From: Amir Goldstein
Date: Wed Feb 08 2017 - 01:52:51 EST


On Wed, Feb 8, 2017 at 1:42 AM, James Bottomley
<James.Bottomley@xxxxxxxxxxxxxxxxxxxxx> wrote:
> On Tue, 2017-02-07 at 14:25 -0800, Christoph Hellwig wrote:
>> On Tue, Feb 07, 2017 at 11:01:29PM +0200, Amir Goldstein wrote:
>> > Project id's are not exactly "subtree" semantic, but inheritance
>> > semantics,
>> > which is not the same when non empty directories get their project
>> > id changed.
>> > Here is a recap:
>> > https://lwn.net/Articles/623835/
>>
>> Yes - but if we abuse them for containers we could refine the
>> semantics to simply not allow change of project ids from inside
>> containers based on say capabilities.
>

You mean something like this:
https://lwn.net/Articles/632917/

With the suggested protected_projects, projid 0 (also inside container)
gets a special meaning, much like user 0, so we may do interesting
things with the projid that is mapped to 0.

> We can't really abuse projectid, it's part of the user namespace
> mapping (for project quota). What we can do is have a new id that
> behaves like it.
>

Perhaps we *can* use projid without abusing it.
userns already maps projids, but there is no concept of "owning project"
for a userns, nor does it make a lot of sense, because projid is not
part of the credentials.
But if we re-brand it as "container root projid", we can try to use it
for defining semantics to grant unprivileged access to a subtree.

The functionality you are trying to get with shiftfs mark does
sounds a bit like "container root projid":
- inodes with mapped projid MAY be uid/gid shifted
- inodes with unmapped projid MAY NOT

I realize this may be very raw, but its a start. If you like this
direction we can try to develop it.

> But like I said, we don't really need a ful ID, it would basically just
> be a single bit mark to say remap or not when doing permission checks
> against this inode. It would follow some of the project id semantics
> (like inheritance from parent dir)
>

But a single bit would only work for single level of userns nesting won't it?

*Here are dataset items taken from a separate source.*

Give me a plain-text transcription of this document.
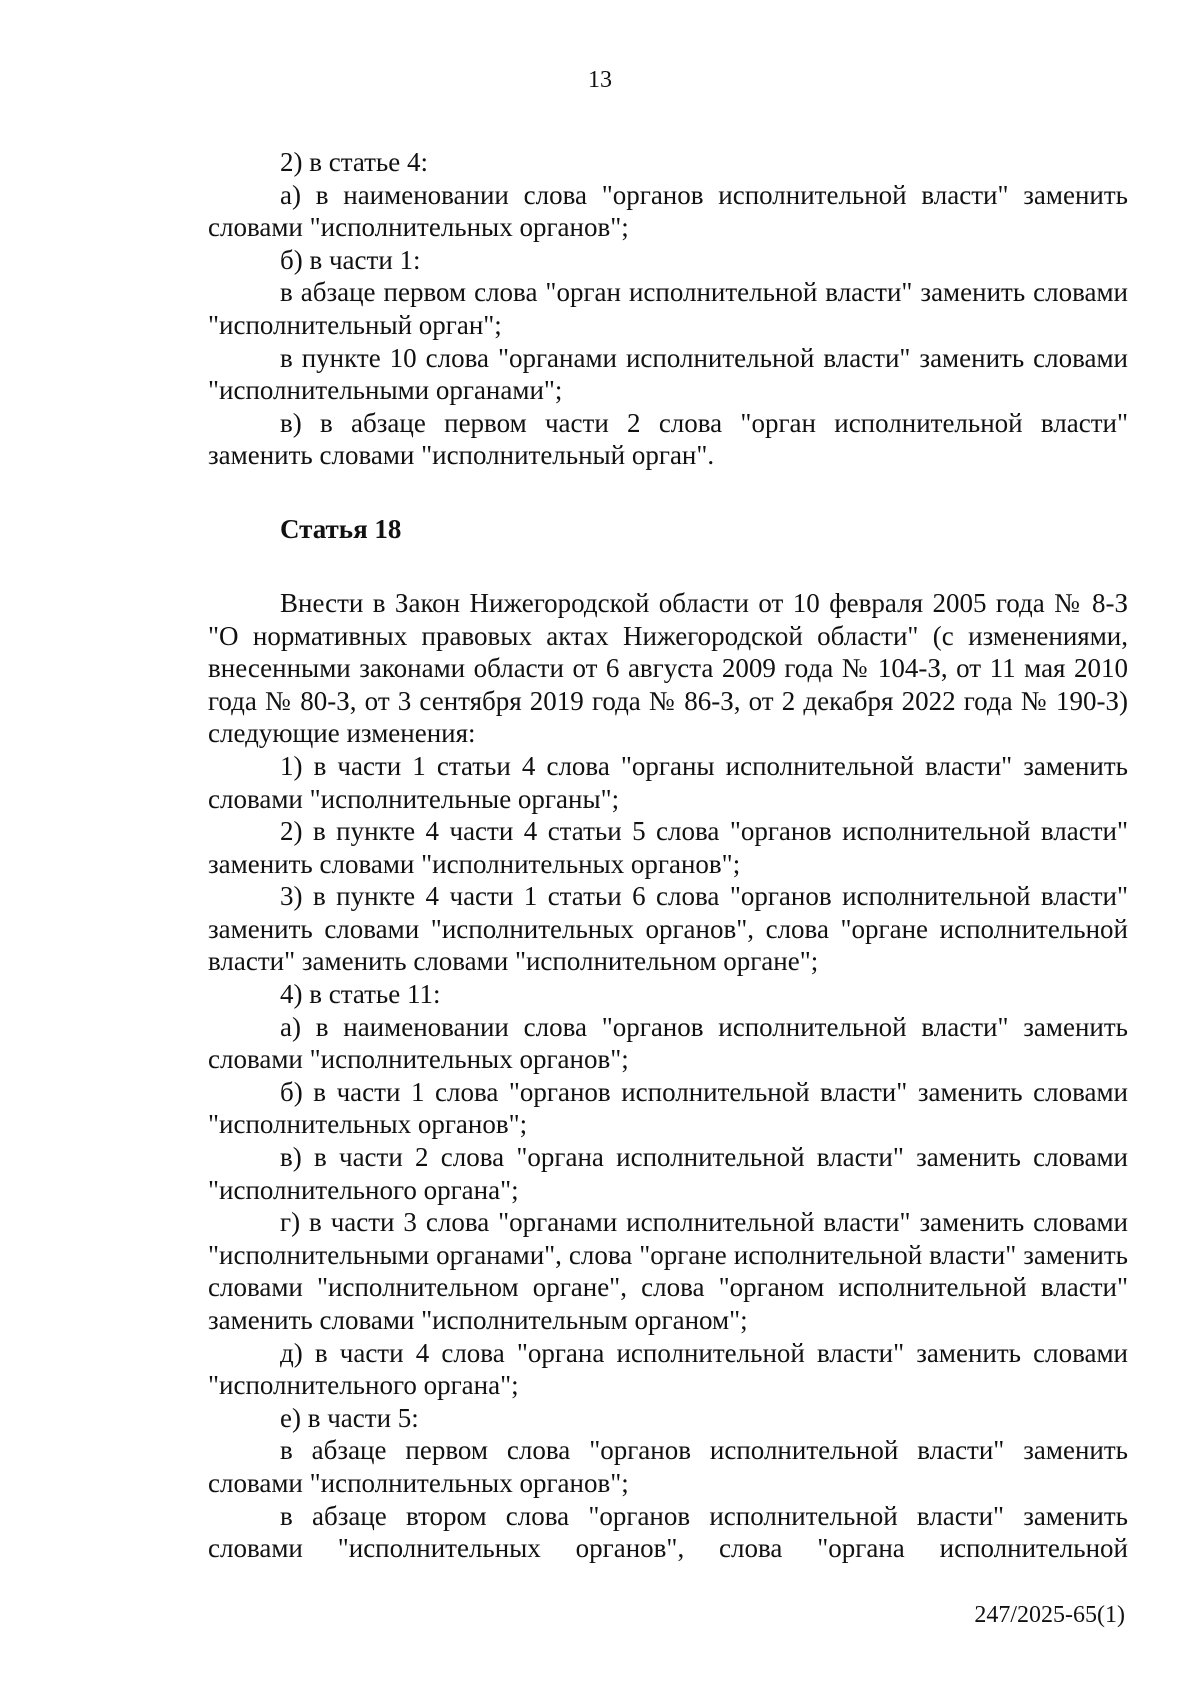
13

2) в статье 4:

а) в наименовании слова "органов исполнительной власти" заменить словами "исполнительных органов";

б) в части 1:

в абзаце первом слова "орган исполнительной власти" заменить словами "исполнительный орган";

в пункте 10 слова "органами исполнительной власти" заменить словами "исполнительными органами";

в) в абзаце первом части 2 слова "орган исполнительной власти" заменить словами "исполнительный орган".

Статья 18

Внести в Закон Нижегородской области от 10 февраля 2005 года № 8-З "О нормативных правовых актах Нижегородской области" (с изменениями, внесенными законами области от 6 августа 2009 года № 104-З, от 11 мая 2010 года № 80-З, от 3 сентября 2019 года № 86-З, от 2 декабря 2022 года № 190-З) следующие изменения:

1) в части 1 статьи 4 слова "органы исполнительной власти" заменить словами "исполнительные органы";

2) в пункте 4 части 4 статьи 5 слова "органов исполнительной власти" заменить словами "исполнительных органов";

3) в пункте 4 части 1 статьи 6 слова "органов исполнительной власти" заменить словами "исполнительных органов", слова "органе исполнительной власти" заменить словами "исполнительном органе";

4) в статье 11:

а) в наименовании слова "органов исполнительной власти" заменить словами "исполнительных органов";

б) в части 1 слова "органов исполнительной власти" заменить словами "исполнительных органов";

в) в части 2 слова "органа исполнительной власти" заменить словами "исполнительного органа";

г) в части 3 слова "органами исполнительной власти" заменить словами "исполнительными органами", слова "органе исполнительной власти" заменить словами "исполнительном органе", слова "органом исполнительной власти" заменить словами "исполнительным органом";

д) в части 4 слова "органа исполнительной власти" заменить словами "исполнительного органа";

е) в части 5:

в абзаце первом слова "органов исполнительной власти" заменить словами "исполнительных органов";

в абзаце втором слова "органов исполнительной власти" заменить словами "исполнительных органов", слова "органа исполнительной

247/2025-65(1)
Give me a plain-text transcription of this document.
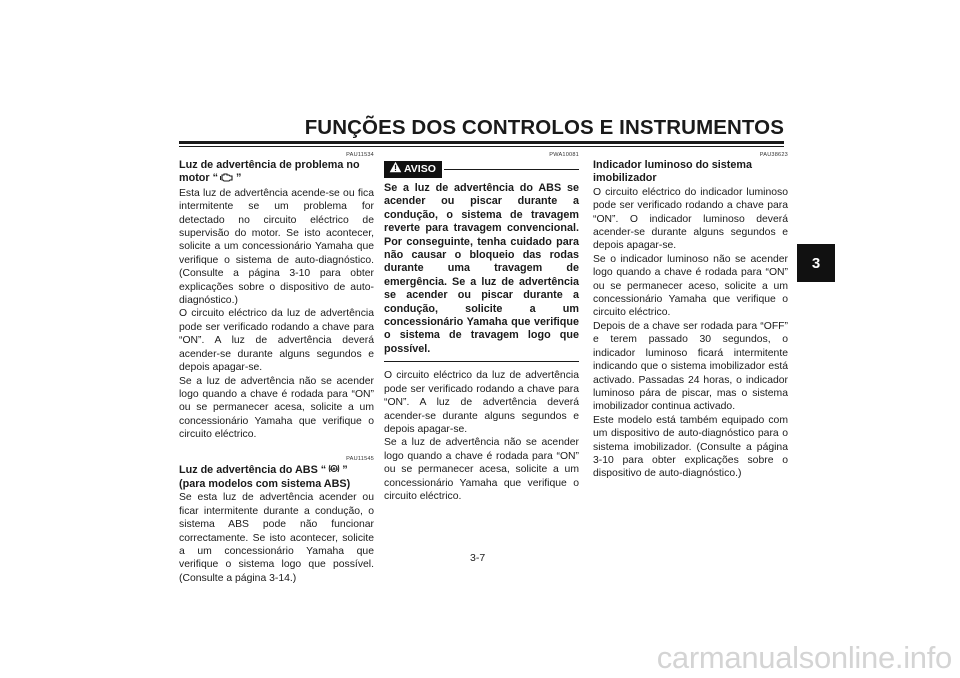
FUNÇÕES DOS CONTROLOS E INSTRUMENTOS
3
PAU11534

Luz de advertência de problema no
motor “ ”

Esta luz de advertência acende-se ou fica intermitente se um problema for detectado no circuito eléctrico de supervisão do motor. Se isto acontecer, solicite a um concessionário Yamaha que verifique o sistema de auto-diagnóstico. (Consulte a página 3-10 para obter explicações sobre o dispositivo de auto-diagnóstico.)

O circuito eléctrico da luz de advertência pode ser verificado rodando a chave para “ON”. A luz de advertência deverá acender-se durante alguns segundos e depois apagar-se.

Se a luz de advertência não se acender logo quando a chave é rodada para “ON” ou se permanecer acesa, solicite a um concessionário Yamaha que verifique o circuito eléctrico.

PAU11545

Luz de advertência do ABS “ ABS ” (para modelos com sistema ABS)

Se esta luz de advertência acender ou ficar intermitente durante a condução, o sistema ABS pode não funcionar correctamente. Se isto acontecer, solicite a um concessionário Yamaha que verifique o sistema logo que possível. (Consulte a página 3-14.)

PWA10081
AVISO

Se a luz de advertência do ABS se acender ou piscar durante a condução, o sistema de travagem reverte para travagem convencional. Por conseguinte, tenha cuidado para não causar o bloqueio das rodas durante uma travagem de emergência. Se a luz de advertência se acender ou piscar durante a condução, solicite a um concessionário Yamaha que verifique o sistema de travagem logo que possível.

O circuito eléctrico da luz de advertência pode ser verificado rodando a chave para “ON”. A luz de advertência deverá acender-se durante alguns segundos e depois apagar-se.

Se a luz de advertência não se acender logo quando a chave é rodada para “ON” ou se permanecer acesa, solicite a um concessionário Yamaha que verifique o circuito eléctrico.

PAU38623

Indicador luminoso do sistema imobilizador

O circuito eléctrico do indicador luminoso pode ser verificado rodando a chave para “ON”. O indicador luminoso deverá acender-se durante alguns segundos e depois apagar-se.

Se o indicador luminoso não se acender logo quando a chave é rodada para “ON” ou se permanecer aceso, solicite a um concessionário Yamaha que verifique o circuito eléctrico.

Depois de a chave ser rodada para “OFF” e terem passado 30 segundos, o indicador luminoso ficará intermitente indicando que o sistema imobilizador está activado. Passadas 24 horas, o indicador luminoso pára de piscar, mas o sistema imobilizador continua activado.

Este modelo está também equipado com um dispositivo de auto-diagnóstico para o sistema imobilizador. (Consulte a página 3-10 para obter explicações sobre o dispositivo de auto-diagnóstico.)

3-7
carmanualsonline.info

>> > I guess we should define the semantics for the required sub-tree
>> > marking, before we can talk about solutions.
>>
>> Good plan.
>
> So I've been thinking about how to do this without subtree marking and
> yet retain the subtree properties similar to project id. The advantage
> would be that if it can be done using only inode properties, then none
> of the permission prototypes need change. The only real subtree
> property we need is ability to bind into an unprivileged mount
> namespace, but we already have that. The gotcha about marking inodes
> is that they're all or nothing, so every subtree that gets access to
> the inode inherits the mark. This means that we cannot allow a user
> access to a marked inode without the cover of an unprivileged user
> namespace, but I think that's fixable in the permission check
> (basically if the inode is marked you *only* get access if you have a
> user_ns != init_user_ns and we do the permission shifts or you have
> user_ns == init_user_ns and you are admin capable).
>

I didn't follow, but it sounds like your proposed solutions is only
good for single level of userns nesting.
Do you think you can redefine it in terms of "container root projid".